Mettere in scena un gigante come Pelléas et Mélisande di Claude
Debussy non è compito facile e al Maggio Musicale Fiorentino
è da riconoscersi il merito di essere sempre in grado di proporre titoli di una
certa ricercatezza, con una riuscita sempre dignitosa, talvolta addirittura
superlativa, come accaduto per il dramma lirico da poco eseguito.
In questa occasione è stata composta una squadra di artisti interamente
italiani molto ben omogenea, capitanata da Gatti e Abbado, che hanno saputo
creare uno spettacolo di altissimo spessore culturale sotto ogni punto di vista.
Protagonista indiscusso di questo poema sinfonico è certamente l'Orchestra
del Maggio Musicale Fiorentino diretta da Daniele Gatti
che si prodiga in un suono pulitissimo, precisissimo, giocato sui cromatismi dei
piani nelle prime scene per sfogarsi al compimento del dramma e poi tornare ad
essere trasognante, descrittivo di uno stato dell'essere profondo e quasi celato
al mondo dei vivi, come un subconscio mai visto, mai percepito, ma che guida
inesorabilmente la vita e i destini dei personaggi prima e degli spettatori poi,
infiltrandosi in ognuno come un virus violentissimo.
Riuscitissimo è anche lo spettacolo ideato da Daniele Abbado,
con scene e luci di Gianni Carluccio e costumi di
Francesca Livia Sartori, che sa muoversi e danzare dentro e fuori dal
simbolismo, per come è conosciuto, per spingersi al simbolico, suggestivo e
allusivo, elegante e raffinato, ma soprattutto ben omogeneo, ad eccezione del
finale quarto, dove il bacio e l'omicidio sono troppo realistici in uno
spettacolo che diversamente si è sviluppato come un sogno o un delirio.

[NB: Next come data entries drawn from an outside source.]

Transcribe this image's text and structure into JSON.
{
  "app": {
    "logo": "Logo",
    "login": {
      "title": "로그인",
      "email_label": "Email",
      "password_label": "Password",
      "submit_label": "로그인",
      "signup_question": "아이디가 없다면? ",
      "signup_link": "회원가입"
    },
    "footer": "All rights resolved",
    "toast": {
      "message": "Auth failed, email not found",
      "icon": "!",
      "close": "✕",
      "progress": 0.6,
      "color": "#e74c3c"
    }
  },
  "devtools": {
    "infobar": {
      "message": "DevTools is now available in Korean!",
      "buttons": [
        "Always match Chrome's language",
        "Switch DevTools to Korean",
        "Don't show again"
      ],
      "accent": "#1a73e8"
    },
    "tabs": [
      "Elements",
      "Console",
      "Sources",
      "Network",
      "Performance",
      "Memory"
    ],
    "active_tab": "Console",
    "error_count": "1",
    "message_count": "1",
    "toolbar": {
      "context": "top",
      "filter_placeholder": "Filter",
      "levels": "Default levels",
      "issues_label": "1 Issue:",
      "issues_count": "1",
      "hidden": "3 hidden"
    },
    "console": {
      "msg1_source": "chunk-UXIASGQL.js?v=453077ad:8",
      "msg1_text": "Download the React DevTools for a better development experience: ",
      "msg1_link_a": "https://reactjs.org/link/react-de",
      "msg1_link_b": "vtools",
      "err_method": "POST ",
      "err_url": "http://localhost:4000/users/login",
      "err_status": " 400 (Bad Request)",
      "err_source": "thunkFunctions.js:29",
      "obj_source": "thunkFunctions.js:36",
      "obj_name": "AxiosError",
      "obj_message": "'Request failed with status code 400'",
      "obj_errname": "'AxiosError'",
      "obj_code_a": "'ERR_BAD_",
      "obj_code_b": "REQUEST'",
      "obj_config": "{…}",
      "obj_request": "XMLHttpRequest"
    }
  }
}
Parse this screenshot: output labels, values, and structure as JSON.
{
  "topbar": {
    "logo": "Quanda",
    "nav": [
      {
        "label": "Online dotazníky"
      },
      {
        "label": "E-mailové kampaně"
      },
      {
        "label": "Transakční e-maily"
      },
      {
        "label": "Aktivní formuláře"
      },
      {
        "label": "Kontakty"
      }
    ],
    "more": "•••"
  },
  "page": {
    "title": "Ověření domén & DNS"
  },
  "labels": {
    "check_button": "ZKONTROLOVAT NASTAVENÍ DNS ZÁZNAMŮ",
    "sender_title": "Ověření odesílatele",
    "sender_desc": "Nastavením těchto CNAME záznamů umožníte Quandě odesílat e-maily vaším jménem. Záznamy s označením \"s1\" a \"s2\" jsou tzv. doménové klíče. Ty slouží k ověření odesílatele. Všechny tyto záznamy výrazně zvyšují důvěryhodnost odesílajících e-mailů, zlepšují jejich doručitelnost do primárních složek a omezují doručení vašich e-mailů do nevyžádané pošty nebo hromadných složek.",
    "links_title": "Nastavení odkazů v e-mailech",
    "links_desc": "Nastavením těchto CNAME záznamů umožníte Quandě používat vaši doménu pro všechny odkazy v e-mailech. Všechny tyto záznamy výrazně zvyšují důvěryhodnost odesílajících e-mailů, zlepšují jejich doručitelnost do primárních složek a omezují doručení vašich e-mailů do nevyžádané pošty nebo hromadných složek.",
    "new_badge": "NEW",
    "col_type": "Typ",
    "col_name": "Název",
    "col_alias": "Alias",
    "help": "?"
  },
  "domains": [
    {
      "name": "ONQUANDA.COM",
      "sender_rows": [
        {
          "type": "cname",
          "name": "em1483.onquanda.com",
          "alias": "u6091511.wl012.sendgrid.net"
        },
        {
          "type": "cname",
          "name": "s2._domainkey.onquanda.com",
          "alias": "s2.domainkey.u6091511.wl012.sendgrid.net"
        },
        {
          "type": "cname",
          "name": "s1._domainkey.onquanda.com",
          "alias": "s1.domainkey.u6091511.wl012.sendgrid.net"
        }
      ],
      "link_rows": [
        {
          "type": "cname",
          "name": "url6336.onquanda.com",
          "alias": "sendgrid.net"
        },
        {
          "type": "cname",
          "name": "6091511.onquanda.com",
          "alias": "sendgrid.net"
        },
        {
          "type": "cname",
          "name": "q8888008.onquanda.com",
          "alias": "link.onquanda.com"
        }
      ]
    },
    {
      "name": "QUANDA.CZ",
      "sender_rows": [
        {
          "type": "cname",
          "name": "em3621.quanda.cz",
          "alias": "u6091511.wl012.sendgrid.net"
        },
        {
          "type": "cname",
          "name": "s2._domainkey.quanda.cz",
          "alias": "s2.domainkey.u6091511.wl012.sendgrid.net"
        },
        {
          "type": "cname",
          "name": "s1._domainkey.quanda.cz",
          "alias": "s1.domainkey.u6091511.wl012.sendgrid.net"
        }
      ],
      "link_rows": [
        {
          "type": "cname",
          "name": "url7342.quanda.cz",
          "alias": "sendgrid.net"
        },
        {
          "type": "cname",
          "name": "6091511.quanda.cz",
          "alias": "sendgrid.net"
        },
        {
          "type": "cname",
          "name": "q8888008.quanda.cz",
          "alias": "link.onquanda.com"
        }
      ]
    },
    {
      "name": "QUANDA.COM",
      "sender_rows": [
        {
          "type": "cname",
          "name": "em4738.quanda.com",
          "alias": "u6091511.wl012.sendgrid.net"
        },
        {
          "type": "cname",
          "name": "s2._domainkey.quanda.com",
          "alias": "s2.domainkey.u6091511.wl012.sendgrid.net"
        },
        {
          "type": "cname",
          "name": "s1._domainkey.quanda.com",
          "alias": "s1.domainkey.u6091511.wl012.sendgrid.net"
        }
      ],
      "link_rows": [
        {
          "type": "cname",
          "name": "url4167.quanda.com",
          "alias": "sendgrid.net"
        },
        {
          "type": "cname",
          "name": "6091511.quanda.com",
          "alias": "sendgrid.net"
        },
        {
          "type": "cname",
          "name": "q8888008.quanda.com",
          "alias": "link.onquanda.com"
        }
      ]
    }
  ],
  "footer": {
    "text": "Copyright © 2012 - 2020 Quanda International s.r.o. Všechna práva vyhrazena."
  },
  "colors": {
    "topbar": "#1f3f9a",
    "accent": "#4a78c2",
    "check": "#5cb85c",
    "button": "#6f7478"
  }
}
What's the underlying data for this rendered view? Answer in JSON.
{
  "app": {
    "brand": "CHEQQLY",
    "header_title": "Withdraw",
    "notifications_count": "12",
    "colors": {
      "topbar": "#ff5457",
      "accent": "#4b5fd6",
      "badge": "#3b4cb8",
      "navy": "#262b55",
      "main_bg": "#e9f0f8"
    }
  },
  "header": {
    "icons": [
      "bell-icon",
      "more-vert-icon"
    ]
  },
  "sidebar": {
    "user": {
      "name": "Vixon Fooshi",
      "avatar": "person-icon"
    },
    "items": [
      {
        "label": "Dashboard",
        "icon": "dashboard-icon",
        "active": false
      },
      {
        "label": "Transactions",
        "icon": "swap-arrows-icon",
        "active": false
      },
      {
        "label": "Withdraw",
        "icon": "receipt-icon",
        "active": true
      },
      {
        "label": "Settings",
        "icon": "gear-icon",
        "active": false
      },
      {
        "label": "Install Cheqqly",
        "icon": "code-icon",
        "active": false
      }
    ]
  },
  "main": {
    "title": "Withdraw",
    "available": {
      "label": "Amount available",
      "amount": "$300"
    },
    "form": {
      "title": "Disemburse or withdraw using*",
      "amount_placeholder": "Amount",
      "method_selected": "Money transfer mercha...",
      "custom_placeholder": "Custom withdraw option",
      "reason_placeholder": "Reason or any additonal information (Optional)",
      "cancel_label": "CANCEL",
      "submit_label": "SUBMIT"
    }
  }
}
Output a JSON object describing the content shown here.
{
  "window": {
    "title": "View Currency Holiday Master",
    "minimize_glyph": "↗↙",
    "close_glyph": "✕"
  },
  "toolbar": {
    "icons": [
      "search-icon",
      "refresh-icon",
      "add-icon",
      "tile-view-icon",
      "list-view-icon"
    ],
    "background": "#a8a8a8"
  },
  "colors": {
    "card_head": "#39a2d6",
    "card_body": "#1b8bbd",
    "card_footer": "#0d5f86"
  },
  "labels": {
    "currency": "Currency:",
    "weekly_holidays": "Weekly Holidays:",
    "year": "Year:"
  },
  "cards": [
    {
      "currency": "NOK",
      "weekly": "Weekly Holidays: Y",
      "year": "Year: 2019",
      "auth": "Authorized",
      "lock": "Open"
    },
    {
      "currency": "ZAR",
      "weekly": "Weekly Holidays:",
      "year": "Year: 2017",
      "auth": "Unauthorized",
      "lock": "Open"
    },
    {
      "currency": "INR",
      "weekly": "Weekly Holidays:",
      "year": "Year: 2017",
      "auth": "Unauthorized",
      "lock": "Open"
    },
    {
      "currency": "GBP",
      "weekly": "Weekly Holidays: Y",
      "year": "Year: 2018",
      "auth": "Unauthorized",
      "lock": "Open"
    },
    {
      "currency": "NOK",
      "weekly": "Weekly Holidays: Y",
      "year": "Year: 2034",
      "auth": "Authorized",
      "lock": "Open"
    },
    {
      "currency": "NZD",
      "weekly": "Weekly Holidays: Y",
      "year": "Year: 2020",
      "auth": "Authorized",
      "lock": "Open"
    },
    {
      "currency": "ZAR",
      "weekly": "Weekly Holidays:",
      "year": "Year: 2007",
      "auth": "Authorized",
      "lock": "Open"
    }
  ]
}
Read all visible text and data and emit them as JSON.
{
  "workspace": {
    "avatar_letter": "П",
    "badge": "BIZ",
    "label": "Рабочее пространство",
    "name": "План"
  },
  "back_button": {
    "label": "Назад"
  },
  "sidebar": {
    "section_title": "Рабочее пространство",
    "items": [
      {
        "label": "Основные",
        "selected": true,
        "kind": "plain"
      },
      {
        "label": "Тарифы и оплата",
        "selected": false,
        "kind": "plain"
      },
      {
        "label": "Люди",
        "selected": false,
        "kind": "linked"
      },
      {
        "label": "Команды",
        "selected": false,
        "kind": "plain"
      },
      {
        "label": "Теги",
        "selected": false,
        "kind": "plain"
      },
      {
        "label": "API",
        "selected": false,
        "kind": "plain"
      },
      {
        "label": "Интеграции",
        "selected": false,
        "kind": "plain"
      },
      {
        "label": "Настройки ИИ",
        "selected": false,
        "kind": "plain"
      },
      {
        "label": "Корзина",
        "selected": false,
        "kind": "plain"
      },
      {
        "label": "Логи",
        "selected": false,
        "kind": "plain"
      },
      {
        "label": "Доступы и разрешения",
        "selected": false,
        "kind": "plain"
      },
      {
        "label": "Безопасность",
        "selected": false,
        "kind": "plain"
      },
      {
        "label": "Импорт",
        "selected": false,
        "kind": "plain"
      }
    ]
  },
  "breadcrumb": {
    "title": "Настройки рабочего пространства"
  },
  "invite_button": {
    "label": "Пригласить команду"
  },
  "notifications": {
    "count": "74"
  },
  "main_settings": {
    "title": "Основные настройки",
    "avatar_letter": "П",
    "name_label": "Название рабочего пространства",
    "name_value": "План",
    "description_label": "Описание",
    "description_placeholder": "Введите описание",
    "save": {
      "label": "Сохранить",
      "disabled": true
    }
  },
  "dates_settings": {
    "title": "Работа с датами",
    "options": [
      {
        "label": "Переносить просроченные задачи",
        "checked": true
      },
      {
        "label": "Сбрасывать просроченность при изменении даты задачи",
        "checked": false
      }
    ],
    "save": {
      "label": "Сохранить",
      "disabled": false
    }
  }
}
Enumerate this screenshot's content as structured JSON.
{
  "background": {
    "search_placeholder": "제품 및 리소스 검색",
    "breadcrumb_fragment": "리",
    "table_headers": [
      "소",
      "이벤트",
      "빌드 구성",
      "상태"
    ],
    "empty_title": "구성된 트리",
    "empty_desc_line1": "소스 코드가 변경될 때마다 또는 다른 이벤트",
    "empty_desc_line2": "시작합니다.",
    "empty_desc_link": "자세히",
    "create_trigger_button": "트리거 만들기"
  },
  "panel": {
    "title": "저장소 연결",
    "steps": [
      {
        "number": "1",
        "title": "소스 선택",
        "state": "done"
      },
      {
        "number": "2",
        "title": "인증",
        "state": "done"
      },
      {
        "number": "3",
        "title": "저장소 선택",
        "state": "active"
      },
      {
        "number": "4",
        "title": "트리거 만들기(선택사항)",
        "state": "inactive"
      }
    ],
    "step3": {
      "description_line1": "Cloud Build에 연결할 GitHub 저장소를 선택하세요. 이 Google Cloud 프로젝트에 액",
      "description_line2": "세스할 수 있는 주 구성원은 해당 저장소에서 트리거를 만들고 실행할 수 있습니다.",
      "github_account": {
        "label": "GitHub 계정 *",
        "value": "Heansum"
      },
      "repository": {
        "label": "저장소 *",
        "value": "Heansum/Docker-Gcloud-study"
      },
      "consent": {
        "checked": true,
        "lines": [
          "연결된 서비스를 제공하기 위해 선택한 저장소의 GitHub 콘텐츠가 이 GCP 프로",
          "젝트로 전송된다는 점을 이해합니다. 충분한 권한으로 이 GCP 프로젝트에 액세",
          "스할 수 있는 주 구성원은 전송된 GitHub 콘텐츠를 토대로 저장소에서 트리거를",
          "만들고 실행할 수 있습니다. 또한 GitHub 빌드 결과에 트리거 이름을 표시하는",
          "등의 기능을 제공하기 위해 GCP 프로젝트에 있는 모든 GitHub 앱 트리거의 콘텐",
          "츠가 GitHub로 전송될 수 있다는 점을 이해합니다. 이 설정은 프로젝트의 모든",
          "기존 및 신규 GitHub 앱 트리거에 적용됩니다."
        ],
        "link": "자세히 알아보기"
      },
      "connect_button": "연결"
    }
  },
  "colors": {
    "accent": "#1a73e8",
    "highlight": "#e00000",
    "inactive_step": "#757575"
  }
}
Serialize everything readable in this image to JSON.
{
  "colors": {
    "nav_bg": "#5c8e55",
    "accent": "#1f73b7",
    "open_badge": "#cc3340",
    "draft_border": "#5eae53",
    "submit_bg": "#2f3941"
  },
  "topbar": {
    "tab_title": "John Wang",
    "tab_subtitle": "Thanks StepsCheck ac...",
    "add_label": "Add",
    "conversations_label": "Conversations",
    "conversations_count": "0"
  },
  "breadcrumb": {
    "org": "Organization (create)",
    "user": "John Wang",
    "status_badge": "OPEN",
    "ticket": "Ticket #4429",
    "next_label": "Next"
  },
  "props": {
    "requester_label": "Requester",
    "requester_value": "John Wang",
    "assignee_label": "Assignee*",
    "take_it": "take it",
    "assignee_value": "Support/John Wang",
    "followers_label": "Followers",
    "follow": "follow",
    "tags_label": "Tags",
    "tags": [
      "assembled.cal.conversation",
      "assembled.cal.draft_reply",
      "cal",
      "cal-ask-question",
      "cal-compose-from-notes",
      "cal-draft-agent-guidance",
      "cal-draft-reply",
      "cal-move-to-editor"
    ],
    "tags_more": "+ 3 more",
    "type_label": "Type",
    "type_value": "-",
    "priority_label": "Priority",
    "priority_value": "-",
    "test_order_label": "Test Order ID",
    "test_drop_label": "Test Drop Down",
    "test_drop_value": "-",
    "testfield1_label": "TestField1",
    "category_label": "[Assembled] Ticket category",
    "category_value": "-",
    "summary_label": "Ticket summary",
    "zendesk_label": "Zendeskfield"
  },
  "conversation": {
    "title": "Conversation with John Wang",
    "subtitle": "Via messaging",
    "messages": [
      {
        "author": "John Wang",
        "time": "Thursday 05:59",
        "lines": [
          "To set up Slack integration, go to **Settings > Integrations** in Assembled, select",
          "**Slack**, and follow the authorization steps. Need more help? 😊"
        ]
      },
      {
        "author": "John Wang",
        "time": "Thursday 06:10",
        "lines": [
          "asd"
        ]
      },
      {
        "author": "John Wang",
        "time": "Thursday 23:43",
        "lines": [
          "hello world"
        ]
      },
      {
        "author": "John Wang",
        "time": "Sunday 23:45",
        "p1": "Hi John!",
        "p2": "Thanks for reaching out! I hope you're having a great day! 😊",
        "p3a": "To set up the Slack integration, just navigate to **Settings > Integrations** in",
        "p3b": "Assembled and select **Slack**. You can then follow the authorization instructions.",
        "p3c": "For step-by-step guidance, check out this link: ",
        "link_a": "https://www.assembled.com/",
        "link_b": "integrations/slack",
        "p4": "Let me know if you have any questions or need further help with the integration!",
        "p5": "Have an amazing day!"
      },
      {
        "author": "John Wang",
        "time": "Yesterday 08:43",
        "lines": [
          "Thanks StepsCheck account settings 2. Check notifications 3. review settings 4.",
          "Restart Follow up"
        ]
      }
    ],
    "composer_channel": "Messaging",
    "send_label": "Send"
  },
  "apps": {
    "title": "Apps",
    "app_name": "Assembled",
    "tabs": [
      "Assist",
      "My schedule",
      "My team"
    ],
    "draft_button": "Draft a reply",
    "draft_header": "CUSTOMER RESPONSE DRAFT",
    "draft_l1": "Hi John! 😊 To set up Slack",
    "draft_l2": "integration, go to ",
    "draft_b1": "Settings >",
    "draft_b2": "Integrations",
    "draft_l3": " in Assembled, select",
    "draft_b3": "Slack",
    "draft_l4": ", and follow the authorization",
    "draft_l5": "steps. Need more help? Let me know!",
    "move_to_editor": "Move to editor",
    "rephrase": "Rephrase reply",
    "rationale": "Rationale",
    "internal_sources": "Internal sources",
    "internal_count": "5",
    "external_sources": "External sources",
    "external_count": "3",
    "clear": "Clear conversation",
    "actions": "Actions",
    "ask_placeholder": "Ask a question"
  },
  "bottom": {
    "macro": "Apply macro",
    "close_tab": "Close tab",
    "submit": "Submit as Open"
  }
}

A parte ciò si può affermare, senza ombra di dubbio, che sia uno degli
spettacoli più belli e meglio riusciti degli ultimi anni, che certamente
meriterebbe un oscar alla fotografia: la gestualità e l'espressività dei
protagonisti efficacemente illuminata e superbamente inserita nella scenografia
fa, di ogni tableau, un vero e proprio capolavoro plastico.
La voce piena e rotonda di Monica Bacelli dona al
personaggio di Mélisande un carattere più compiuto di quanto non ci si
aspetti, pur restando un ruolo tipicamente etereo, onirico, quasi fiabesco.
L'accompagna l'eccellente Pelléas di Paolo Fanale
che sfoggia delle note baritonali da fare invidia ed in questa sede rappresenta
l'esempio lamante che il baritenore non è – come spesso erroneamente creduto –
un tenore corto, bensì un tenore lirico che, mantenendosi leggero lungo una
partitura che lo permetta e lo preveda, scende verso il basso in maniera
naturale, senza ingrossare e forzare i suoni di petto. Precisissimi i suoi
attacchi, pulitissimi i suoni, raffinato il fraseggio, elegante il personaggio.
Superbi gli accenti drammatici di Roberto Frontali nei panni
di Goulad, unico ruolo che in alcuni momenti fuoriesce dal simbolismo
per affacciarsi al realismo con i suoi eccessi d'ira e la sua gelosia
accentuata.
Cavernoso e magistrale è l'autorevole Arkël di Roberto
Scandiuzzi, che sa esprimere perfettamente le caratteristiche da
oltretomba da fiaba noir dell'Allemonde su cui governa, pur perdendosi un paio
di volte in qualche nota non ben appoggiata.
Di buon contorno la Geneviève di Sonia Ganassi, che
sembra qui trovarsi particolarmente a suo agio, tanto nel canto elegiaco, quanto
nel nobile e toccante personaggio.
Ben centrato è il ruolo en travesti del giovane Yniold.
Silvia Frigato ne dà prova sia vocalmente, chiara e limpida, sia nella
recitazione, sicuramente riuscita in modo ottimale.
Molto efficacie è anche Andrea Mastroni, soprattutto nei
panni del medico, dove le frasi profonde obbligano alla presa di coscienza di
quanto sta accadendo.
Entusiastico successo per tutti al termine dello spettacolo.